Iraq, OPEC's second largest producer, has struggled to adhere to its OPEC+ quota this year as it grapples with a financial crisis, the pandemic and political upheaval.

The country's oil production, including flows from the semi-autonomous Kurdish region, rose 6.7% in October from September, exceeding the country's OPEC+ quota, official data from State Oil Marketing Organization showed Nov. 5.

It pumped 3.842 million b/d in October, above September's 3.6 million b/d and its quota of 3.804 million b/d, according to SOMO figures.

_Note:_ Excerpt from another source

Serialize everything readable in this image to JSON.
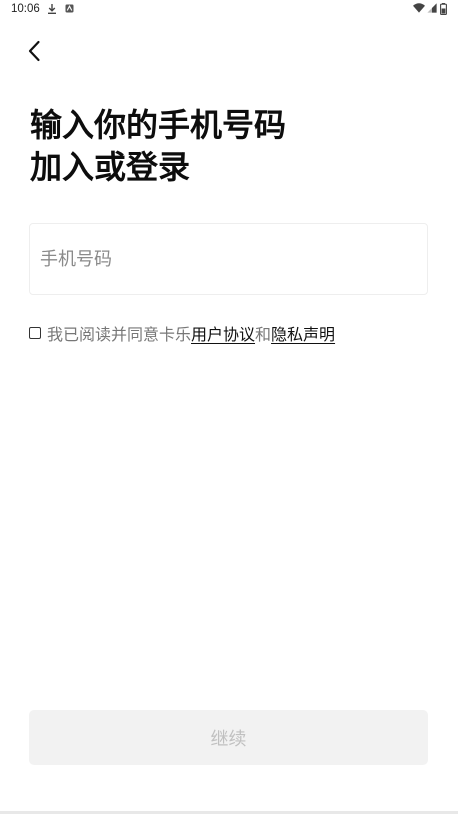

Iraq, which overproduced May through July, is supposed to make 698,000 b/d of catch-up cuts from September through to December, divided into 203,000 b/d in September and 165,000 b/d in October, November and December.

Iraq has nearly reached its limit in accepting the OPEC model of "one size fits all" in terms of output cuts without taking into account member countries' economic and political conditions, the country's deputy prime minister Ali Allawi said Nov. 23.

The 22-member OPEC+ supply accord calls for its 7.7 million b/d in production cuts to taper to 5.8 million b/d in January, but ministers have hinted that the uncertainty over global oil demand levels with several countries re-entering lockdown measures to combat the pandemic could force them to postpone their scheduled hike to prevent a slide in prices.